Photo credit: David Kirouac-Imagn Images

Lane Hutson and Martin St-Louis woke up to a brutal reality after the Montreal Canadiens dropped another game to the Carolina Hurricanes.

The loss already stung. The number attached to it made it worse.

Bad news hit Montreal the next day, and it landed hard. The Canadiens have now slipped into the NHL record book for all the wrong reasons during this series.

The Hockey News shared the stat on social media, and it says everything about where this team is stuck right now.

"The Canadiens are the first team in NHL history to register fewer than 18 shots on goal in three consecutive playoff games."

That is not just an ugly number.

It is a direct snapshot of a team that cannot get enough pucks through traffic, cannot sustain pressure, and cannot force Carolina's defense to crack.

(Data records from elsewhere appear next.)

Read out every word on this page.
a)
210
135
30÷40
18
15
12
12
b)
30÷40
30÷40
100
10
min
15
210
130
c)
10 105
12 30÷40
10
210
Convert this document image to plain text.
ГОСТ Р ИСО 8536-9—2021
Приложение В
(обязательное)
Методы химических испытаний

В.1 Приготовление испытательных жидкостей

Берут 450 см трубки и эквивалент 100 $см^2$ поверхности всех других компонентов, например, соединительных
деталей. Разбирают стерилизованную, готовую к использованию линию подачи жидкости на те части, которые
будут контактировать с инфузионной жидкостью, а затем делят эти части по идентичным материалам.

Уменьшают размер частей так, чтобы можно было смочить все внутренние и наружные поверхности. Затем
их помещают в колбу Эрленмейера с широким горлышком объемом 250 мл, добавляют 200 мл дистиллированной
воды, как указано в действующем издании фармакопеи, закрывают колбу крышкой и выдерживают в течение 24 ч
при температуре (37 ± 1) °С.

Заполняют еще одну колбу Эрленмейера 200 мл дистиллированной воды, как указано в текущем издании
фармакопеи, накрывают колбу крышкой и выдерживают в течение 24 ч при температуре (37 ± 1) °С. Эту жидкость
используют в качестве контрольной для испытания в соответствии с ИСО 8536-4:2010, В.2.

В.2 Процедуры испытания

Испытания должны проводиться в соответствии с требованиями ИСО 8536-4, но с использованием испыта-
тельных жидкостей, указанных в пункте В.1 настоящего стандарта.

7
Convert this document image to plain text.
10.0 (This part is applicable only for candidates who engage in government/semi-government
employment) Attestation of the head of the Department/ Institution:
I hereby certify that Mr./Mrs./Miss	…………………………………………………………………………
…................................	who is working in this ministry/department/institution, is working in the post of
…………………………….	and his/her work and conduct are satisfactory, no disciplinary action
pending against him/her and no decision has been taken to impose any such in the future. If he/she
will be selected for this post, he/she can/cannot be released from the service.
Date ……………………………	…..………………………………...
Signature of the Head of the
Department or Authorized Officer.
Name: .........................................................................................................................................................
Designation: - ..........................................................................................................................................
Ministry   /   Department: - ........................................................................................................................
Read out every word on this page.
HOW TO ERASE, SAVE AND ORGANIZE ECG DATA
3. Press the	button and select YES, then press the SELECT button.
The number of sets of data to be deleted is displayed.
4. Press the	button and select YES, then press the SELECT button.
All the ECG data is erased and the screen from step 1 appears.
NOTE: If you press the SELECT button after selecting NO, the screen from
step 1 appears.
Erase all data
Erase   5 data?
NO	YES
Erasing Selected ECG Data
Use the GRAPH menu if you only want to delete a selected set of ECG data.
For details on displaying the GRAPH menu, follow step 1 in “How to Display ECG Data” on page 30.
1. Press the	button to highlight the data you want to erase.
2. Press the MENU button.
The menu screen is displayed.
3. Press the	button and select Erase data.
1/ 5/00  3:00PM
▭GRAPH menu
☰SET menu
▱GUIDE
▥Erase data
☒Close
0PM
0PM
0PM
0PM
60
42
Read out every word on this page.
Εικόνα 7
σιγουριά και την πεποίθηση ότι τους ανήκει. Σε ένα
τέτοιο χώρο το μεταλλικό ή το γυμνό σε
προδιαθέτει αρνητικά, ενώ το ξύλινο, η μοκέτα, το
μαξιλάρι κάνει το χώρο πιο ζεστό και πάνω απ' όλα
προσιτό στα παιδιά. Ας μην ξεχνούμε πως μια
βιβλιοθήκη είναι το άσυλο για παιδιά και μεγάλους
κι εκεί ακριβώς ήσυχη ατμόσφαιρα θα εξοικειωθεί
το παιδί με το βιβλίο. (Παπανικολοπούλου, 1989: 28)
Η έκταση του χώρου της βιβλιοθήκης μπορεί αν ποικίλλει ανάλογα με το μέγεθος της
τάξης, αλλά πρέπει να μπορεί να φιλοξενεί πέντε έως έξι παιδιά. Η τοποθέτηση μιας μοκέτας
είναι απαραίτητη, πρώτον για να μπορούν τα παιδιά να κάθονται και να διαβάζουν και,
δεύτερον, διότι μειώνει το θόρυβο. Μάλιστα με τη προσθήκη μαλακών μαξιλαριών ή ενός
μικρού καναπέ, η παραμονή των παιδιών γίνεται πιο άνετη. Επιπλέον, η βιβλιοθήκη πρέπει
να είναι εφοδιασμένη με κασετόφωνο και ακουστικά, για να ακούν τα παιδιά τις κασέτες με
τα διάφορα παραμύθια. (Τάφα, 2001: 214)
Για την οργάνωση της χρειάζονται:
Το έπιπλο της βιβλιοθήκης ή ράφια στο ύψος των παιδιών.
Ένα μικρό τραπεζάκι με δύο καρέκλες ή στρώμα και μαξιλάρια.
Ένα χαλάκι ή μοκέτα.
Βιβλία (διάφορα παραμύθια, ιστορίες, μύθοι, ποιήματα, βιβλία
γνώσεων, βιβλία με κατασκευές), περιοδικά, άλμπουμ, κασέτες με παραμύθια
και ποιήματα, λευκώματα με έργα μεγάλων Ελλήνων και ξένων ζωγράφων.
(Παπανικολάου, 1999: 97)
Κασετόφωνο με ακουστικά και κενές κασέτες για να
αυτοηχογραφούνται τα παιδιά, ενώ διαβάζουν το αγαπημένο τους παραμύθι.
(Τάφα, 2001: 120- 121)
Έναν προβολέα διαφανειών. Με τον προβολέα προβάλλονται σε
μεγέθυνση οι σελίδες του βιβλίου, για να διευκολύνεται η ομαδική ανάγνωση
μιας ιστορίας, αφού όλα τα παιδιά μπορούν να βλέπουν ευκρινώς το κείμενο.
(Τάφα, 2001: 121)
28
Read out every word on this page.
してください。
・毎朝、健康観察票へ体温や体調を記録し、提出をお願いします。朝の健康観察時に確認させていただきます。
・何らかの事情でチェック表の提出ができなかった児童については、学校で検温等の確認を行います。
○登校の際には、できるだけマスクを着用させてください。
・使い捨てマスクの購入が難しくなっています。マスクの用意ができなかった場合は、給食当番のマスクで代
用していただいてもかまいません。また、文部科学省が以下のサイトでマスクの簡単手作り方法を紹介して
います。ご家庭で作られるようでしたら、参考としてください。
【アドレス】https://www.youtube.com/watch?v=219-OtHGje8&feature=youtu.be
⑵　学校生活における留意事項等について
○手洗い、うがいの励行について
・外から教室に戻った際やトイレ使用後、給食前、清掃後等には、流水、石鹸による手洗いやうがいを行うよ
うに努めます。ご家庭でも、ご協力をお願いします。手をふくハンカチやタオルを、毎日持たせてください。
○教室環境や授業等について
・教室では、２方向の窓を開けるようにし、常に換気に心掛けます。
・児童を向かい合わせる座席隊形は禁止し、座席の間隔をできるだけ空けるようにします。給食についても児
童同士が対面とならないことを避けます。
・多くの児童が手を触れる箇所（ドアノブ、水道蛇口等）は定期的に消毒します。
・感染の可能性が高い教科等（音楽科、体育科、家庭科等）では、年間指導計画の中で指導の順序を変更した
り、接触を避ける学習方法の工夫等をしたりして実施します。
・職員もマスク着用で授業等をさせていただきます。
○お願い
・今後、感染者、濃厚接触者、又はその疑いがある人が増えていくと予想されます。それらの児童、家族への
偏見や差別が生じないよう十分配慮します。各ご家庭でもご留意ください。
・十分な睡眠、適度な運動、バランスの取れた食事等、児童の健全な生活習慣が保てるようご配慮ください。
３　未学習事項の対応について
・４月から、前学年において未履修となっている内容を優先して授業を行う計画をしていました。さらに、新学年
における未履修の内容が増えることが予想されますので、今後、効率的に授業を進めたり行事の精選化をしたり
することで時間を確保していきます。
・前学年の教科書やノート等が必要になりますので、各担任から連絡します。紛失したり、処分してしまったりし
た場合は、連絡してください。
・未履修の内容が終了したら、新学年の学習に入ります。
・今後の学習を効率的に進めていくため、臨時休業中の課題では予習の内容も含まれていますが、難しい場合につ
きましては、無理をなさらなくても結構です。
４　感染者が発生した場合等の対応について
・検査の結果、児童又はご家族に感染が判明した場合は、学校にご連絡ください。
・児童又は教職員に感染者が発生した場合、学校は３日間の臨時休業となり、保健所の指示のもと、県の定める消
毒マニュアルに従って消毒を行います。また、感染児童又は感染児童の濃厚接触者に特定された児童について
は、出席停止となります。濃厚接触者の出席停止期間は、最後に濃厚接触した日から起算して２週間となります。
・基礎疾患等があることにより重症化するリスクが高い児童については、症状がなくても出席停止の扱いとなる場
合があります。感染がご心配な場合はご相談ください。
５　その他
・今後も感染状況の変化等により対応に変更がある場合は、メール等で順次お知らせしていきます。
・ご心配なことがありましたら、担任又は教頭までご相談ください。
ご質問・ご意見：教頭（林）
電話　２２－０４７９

Fans felt it building all night, which is why the message from the crowd was so loud and so clear: "Shoot The Puck."

Martin St-Louis needs an answer fast

That chant was not random frustration.

It was a read on what everyone inside the building was watching shift after shift.

Montreal did not generate enough from the blue line, did not create enough second chances around the crease, and did not make life hard enough on the Hurricanes' goaltending.

Lane Hutson acknowledged the scene after the game, which tells you the players heard it and understood exactly why it was coming from the stands.

Now the pressure shifts straight to Martin St-Louis.

He has to find a way to get more offense out of this lineup before the series slips away for good.

This is no longer just about tying the series. It is about stopping a pattern that has turned into a historic warning sign on the biggest stage of the season.

Game 5 on Friday night at PNC Arena now carries even more weight.

Montreal needs more shot volume, more attack off the rush, and far more composure in the offensive zone.

Because if the Canadiens cannot break this trend now, this conference final will be remembered less for the fight and more for the record they never wanted.